Nell’area di gioco incontro l’infirmier major Safya, cioè la caposala della pediatria. Porta in braccio un fagotto ordinato di vestitini per neonati e bimbi piccoli; li ha presi dai cartoni che ho portato stamattina, arrivati da poco dall’Italia. L’organizzazione di questo ospedale prevede infatti che alla dimissione di mamma e bimbo venga dato loro un kit di vestitini, come forma ulteriore di aiuto alle famiglie più bisognose. Naturalmente tale disponibilità dipende da quanto riusciamo a raccogliere e spedire.
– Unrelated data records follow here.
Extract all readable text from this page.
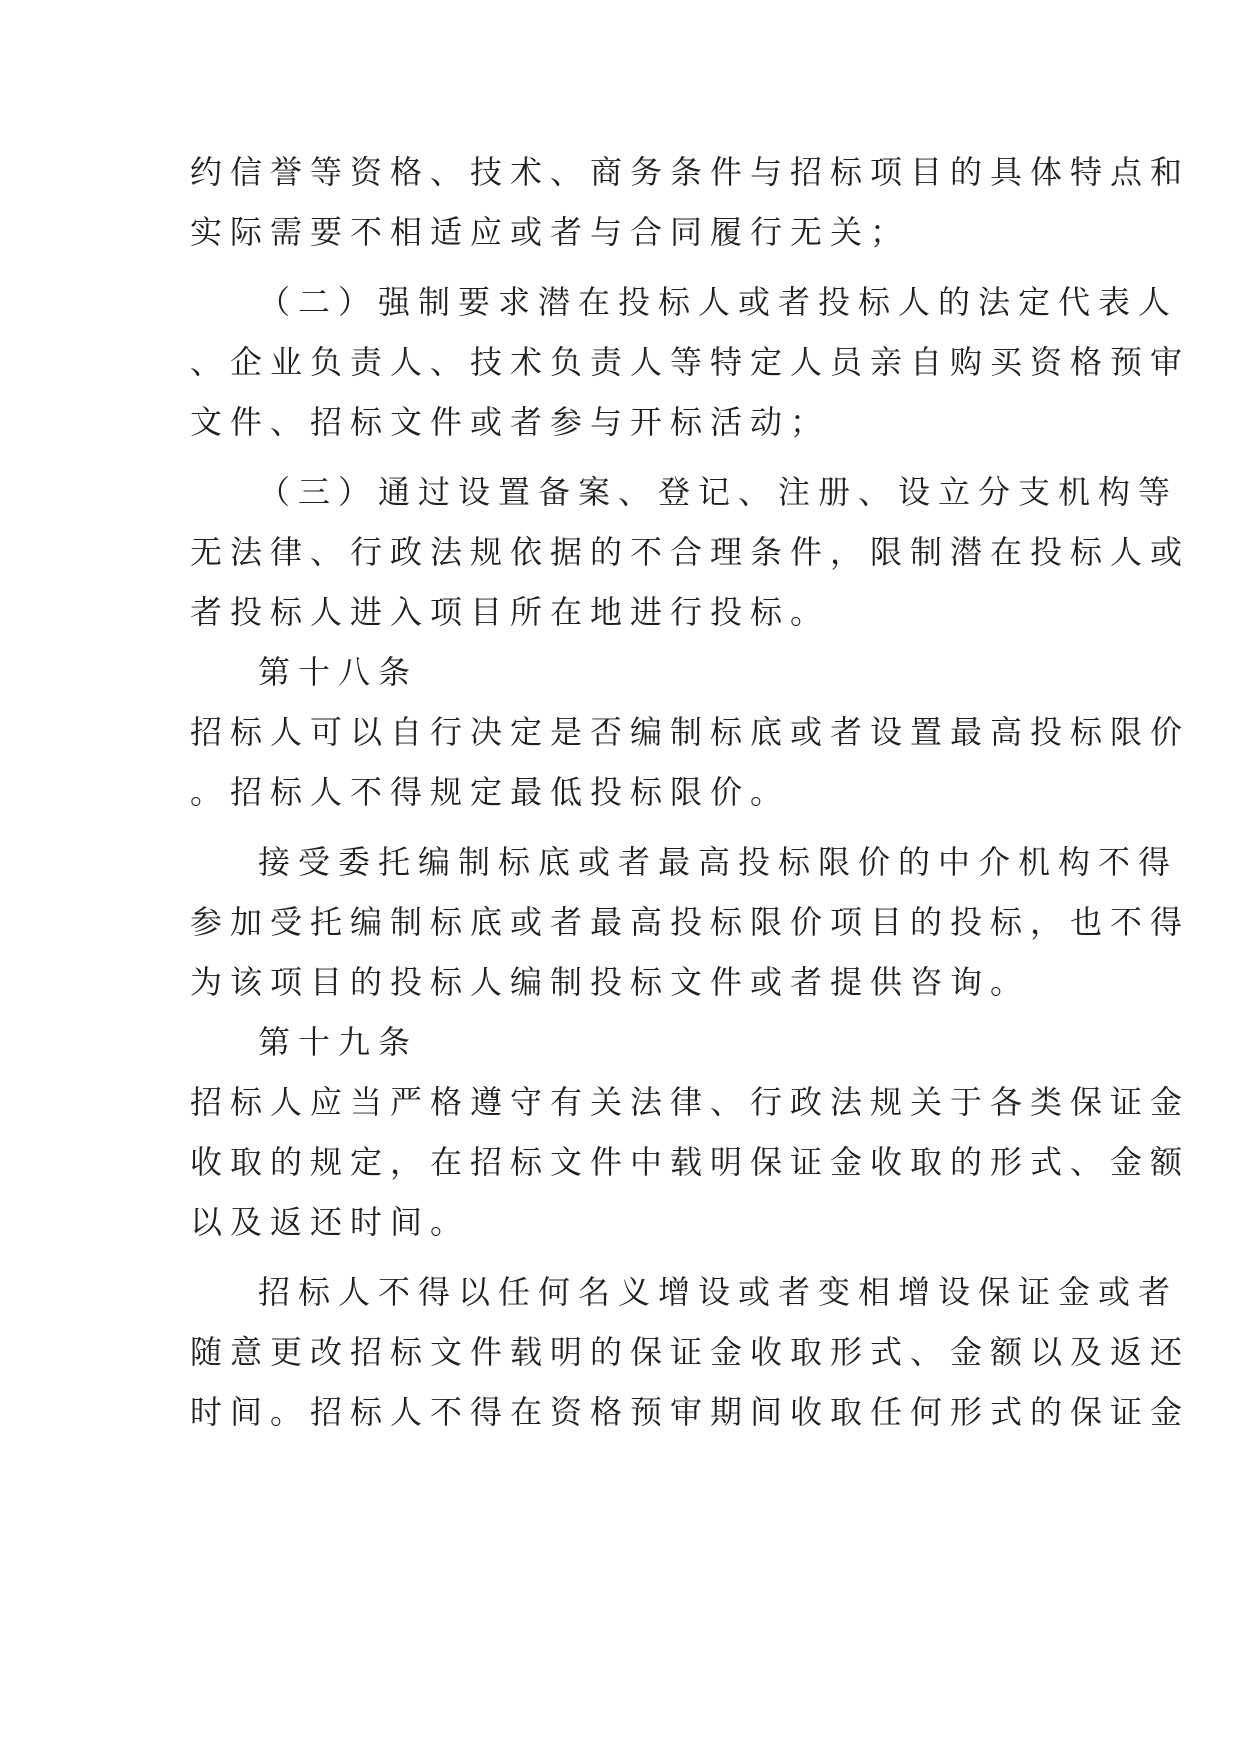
约信誉等资格、技术、商务条件与招标项目的具体特点和
实际需要不相适应或者与合同履行无关；
（二）强制要求潜在投标人或者投标人的法定代表人
、企业负责人、技术负责人等特定人员亲自购买资格预审
文件、招标文件或者参与开标活动；
（三）通过设置备案、登记、注册、设立分支机构等
无法律、行政法规依据的不合理条件，限制潜在投标人或
者投标人进入项目所在地进行投标。
第十八条
招标人可以自行决定是否编制标底或者设置最高投标限价
。招标人不得规定最低投标限价。
接受委托编制标底或者最高投标限价的中介机构不得
参加受托编制标底或者最高投标限价项目的投标，也不得
为该项目的投标人编制投标文件或者提供咨询。
第十九条
招标人应当严格遵守有关法律、行政法规关于各类保证金
收取的规定，在招标文件中载明保证金收取的形式、金额
以及返还时间。
招标人不得以任何名义增设或者变相增设保证金或者
随意更改招标文件载明的保证金收取形式、金额以及返还
时间。招标人不得在资格预审期间收取任何形式的保证金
Anche in questo caso s’incrociano segni: come qui a Gibuti tutte le donne sono una famiglia allargata che si occupa dei piccoli, anche in Italia, tra chi conosce Crewforafrica, ci sono tante donne e mamme che applicano la fratellitudine… anzi, la sorellitudine.

Il vantaggio dei vestitini è che essendo indossati per poco tempo non si logorano e quindi possono essere donati ancora nuovi. Una giovane mamma che conosco, ma non è l’unica, ha già previsto una tabella di utilizzo suddivisa per taglie dei vestiti dei suoi due bimbi; al momento giusto i vestiti passeranno a una amica con già un figlio della taglia adatta, poi al secondo in arrivo e infine alla pediatria a Gibuti.